Raramente, a pré-eclâmpsia se desenvolve após o parto de um bebê, uma condição conhecida como pré-eclâmpsia pós-parto.
Sintomas
Às vezes, a pré-eclâmpsia se desenvolve sem nenhum sintoma. A hipertensão pode desenvolver-se lentamente ou pode ter um início súbito. Monitorar sua pressão arterial é uma parte importante do cuidado pré-natal porque o primeiro sinal de pré-eclâmpsia é geralmente um aumento da pressão arterial. A pressão arterial que excede 140/90 milímetros de mercúrio (mm Hg) ou mais - documentada em duas ocasiões, com pelo menos quatro horas de intervalo - é anormal.
Outros sinais e sintomas de pré-eclâmpsia podem incluir:
- Excesso de proteína na urina (proteinúria) ou sinais adicionais de problemas renais
- fortes dores de cabeça
- Alterações na visão, incluindo perda temporária de visão, visão turva ou sensibilidade à luz
- Dor abdominal superior, geralmente sob as costelas do lado direito
- Náusea ou vômito
- Diminuição da produção de urina
- Níveis diminuídos de plaquetas no sangue (trombocitopenia)

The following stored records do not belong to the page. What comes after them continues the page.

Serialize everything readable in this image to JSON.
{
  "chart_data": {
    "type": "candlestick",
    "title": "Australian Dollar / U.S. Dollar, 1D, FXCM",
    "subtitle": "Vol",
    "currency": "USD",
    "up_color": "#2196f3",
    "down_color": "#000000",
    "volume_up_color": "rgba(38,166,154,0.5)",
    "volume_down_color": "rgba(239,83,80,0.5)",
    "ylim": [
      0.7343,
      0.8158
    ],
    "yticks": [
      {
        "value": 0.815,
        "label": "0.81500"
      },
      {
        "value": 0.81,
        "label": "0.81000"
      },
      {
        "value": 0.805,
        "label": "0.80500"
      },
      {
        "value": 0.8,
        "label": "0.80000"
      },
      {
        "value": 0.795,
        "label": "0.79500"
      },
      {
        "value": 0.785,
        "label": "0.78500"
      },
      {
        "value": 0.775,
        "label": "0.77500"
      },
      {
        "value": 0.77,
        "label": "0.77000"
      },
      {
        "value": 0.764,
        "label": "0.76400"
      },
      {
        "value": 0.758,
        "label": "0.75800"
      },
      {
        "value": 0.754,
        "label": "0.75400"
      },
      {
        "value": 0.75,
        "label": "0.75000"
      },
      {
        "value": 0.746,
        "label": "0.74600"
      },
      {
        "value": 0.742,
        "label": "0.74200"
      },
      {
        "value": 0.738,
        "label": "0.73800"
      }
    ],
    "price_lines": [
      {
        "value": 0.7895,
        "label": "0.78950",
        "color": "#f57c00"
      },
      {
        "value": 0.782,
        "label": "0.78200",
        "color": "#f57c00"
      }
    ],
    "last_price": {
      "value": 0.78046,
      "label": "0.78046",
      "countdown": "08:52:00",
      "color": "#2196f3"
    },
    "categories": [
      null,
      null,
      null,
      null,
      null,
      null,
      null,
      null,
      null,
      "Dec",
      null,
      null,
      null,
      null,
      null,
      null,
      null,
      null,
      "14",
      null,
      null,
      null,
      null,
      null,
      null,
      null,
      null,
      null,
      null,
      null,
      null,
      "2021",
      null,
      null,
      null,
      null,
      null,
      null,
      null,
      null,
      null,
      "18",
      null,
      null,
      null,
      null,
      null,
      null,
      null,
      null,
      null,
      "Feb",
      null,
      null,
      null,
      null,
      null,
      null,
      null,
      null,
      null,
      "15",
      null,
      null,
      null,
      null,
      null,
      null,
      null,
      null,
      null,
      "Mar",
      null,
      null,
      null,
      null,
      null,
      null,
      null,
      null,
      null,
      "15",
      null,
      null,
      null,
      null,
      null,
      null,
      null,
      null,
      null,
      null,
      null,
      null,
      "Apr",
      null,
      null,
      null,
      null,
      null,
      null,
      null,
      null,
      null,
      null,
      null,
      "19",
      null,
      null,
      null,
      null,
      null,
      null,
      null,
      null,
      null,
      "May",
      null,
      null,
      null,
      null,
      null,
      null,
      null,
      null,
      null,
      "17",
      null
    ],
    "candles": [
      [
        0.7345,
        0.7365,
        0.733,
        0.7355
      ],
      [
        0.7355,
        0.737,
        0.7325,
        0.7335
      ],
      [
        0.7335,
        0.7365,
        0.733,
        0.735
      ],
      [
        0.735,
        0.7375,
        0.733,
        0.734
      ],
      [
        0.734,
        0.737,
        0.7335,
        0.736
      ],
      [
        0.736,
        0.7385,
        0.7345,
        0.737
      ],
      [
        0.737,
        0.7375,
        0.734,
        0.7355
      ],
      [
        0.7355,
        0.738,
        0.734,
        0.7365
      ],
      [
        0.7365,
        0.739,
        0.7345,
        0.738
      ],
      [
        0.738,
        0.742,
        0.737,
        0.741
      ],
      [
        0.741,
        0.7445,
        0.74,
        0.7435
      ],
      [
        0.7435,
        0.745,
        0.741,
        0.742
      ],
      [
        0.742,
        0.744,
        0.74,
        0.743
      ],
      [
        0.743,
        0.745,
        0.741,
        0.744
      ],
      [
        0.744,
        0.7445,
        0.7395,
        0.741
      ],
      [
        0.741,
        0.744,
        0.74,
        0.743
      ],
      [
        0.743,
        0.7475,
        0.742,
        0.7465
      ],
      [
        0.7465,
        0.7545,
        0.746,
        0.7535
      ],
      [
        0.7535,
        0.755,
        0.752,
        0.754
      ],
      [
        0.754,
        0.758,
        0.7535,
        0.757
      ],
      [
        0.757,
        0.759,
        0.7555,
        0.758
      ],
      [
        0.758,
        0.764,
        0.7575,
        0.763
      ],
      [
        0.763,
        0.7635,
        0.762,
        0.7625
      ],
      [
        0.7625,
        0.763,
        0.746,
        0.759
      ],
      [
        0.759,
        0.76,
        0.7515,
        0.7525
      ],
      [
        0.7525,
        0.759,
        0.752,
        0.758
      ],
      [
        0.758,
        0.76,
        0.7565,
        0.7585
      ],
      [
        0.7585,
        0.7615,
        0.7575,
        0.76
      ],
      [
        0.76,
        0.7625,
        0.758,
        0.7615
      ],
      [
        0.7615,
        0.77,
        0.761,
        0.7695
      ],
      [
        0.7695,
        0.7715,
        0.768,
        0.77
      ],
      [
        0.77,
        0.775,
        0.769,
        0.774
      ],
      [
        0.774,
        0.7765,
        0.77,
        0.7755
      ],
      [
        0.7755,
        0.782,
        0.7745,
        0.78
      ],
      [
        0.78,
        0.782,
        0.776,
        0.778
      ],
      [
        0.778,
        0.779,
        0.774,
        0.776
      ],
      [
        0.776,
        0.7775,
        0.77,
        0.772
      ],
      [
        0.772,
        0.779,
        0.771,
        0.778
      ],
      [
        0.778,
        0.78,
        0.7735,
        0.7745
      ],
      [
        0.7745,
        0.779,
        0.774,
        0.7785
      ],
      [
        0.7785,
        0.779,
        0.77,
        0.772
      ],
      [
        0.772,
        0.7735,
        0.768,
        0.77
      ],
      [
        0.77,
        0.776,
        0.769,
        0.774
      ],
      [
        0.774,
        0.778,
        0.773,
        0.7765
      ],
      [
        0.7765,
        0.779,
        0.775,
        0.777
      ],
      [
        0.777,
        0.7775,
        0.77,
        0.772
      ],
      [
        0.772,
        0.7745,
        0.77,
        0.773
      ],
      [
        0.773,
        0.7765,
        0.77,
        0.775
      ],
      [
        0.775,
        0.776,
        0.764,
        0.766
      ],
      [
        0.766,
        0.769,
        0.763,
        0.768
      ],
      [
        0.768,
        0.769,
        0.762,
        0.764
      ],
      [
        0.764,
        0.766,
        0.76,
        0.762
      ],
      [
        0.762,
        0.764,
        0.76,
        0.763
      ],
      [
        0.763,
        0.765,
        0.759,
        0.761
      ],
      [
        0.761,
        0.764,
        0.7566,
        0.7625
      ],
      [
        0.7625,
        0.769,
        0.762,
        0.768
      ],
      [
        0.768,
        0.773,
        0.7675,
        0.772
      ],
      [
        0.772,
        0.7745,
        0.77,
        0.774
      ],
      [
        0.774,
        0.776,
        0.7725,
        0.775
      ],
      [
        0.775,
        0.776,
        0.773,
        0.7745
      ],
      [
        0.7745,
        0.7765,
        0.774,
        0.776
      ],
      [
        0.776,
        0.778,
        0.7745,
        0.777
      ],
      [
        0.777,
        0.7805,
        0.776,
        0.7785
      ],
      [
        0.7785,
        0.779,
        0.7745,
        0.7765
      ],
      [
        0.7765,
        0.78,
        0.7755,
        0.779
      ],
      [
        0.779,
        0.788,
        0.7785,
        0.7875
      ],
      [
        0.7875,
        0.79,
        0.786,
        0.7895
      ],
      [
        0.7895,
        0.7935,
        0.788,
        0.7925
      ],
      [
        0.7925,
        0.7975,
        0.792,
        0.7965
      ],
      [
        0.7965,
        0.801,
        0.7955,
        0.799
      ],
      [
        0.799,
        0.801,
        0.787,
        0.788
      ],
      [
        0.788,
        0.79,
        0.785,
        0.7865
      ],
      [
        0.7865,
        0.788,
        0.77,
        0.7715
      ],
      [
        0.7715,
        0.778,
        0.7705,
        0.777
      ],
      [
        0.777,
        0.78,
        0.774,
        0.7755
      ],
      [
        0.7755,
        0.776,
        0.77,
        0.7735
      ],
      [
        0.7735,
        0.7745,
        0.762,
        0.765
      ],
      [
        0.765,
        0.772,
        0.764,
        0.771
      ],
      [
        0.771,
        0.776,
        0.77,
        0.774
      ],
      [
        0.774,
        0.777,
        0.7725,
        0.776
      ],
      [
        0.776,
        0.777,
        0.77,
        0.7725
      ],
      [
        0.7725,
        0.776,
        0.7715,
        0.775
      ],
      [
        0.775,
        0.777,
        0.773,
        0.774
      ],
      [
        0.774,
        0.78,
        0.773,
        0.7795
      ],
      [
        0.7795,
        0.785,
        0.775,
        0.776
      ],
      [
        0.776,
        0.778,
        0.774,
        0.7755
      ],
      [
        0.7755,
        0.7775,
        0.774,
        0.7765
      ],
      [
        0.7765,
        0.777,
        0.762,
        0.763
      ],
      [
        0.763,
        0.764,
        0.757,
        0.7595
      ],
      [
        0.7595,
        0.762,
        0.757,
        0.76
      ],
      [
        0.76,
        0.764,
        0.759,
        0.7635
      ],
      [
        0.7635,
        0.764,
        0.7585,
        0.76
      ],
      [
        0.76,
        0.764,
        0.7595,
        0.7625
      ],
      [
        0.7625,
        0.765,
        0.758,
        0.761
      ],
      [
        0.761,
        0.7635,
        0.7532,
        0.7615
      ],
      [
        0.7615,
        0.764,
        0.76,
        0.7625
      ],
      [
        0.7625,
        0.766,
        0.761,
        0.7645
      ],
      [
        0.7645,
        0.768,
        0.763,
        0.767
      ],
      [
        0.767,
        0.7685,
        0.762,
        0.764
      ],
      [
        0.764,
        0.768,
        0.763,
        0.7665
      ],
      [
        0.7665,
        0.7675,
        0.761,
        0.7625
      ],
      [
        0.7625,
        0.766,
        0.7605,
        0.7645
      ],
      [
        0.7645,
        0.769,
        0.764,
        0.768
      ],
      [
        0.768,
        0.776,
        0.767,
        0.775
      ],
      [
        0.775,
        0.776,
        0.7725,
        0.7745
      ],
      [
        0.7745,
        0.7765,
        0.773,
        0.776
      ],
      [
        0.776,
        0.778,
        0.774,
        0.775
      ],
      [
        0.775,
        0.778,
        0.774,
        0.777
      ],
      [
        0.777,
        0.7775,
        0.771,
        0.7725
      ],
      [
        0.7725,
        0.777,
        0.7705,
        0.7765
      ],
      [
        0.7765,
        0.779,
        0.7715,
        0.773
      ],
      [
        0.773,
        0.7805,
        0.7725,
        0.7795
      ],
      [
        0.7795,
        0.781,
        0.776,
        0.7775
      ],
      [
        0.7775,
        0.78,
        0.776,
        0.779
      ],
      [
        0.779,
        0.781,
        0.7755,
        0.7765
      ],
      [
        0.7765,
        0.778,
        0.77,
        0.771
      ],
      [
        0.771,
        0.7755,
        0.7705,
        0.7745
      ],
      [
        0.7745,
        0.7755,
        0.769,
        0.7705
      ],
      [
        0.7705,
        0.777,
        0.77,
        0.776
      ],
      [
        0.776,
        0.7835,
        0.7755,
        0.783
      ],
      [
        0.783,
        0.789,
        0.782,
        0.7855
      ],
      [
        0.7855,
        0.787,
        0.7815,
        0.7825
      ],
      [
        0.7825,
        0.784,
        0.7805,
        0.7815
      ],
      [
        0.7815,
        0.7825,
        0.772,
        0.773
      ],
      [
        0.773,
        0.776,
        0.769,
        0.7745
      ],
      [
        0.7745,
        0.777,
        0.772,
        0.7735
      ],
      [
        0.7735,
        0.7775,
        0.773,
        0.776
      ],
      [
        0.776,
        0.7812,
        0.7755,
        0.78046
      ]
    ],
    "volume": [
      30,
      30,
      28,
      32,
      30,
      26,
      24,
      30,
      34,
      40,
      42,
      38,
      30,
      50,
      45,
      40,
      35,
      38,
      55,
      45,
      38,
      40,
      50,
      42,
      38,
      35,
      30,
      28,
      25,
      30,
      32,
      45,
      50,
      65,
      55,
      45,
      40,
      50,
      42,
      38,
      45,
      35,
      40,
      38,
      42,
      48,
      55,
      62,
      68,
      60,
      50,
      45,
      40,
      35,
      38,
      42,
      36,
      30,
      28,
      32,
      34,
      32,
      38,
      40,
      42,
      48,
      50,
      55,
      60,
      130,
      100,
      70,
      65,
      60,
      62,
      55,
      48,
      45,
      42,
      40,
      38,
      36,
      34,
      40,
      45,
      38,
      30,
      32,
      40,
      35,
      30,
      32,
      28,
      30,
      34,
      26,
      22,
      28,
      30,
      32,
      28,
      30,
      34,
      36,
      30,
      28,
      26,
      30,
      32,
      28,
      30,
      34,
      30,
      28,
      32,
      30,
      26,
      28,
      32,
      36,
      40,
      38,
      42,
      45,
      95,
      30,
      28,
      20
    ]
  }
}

- função hepática prejudicada
- Falta de ar, causada por fluido nos pulmões
Ganho súbito de peso e pode ocorrer inchaço (edema) - principalmente no rosto e nas mãos - com a pré-eclâmpsia. Mas também ocorrem em muitas gestações normais, portanto não são considerados sinais confiáveis de pré-eclâmpsia.
Quando consultar um médico
Certifique-se de fazer suas consultas pré-natais para que seus cuidados provedor pode monitorar sua pressão arterial. Contacte o seu médico imediatamente ou vá a uma sala de emergência se tiver fortes dores de cabeça, visão turva ou outro distúrbio visual, dor forte no abdómen ou falta de ar forte.
Porque dores de cabeça, náuseas e dores e dores são queixas comuns da gravidez, é difícil saber quando os novos sintomas simplesmente fazem parte da gravidez e quando podem indicar um problema sério - especialmente se for sua primeira gravidez. Se você estiver preocupado com seus sintomas, entre em contato com o seu médico.
Causas
A causa exata da pré-eclâmpsia envolve vários fatores. Os especialistas acreditam que ele começa na placenta - o órgão que nutre o feto durante a gravidez. No início da gravidez, novos vasos sanguíneos se desenvolvem e evoluem para enviar sangue de maneira eficiente para a placenta.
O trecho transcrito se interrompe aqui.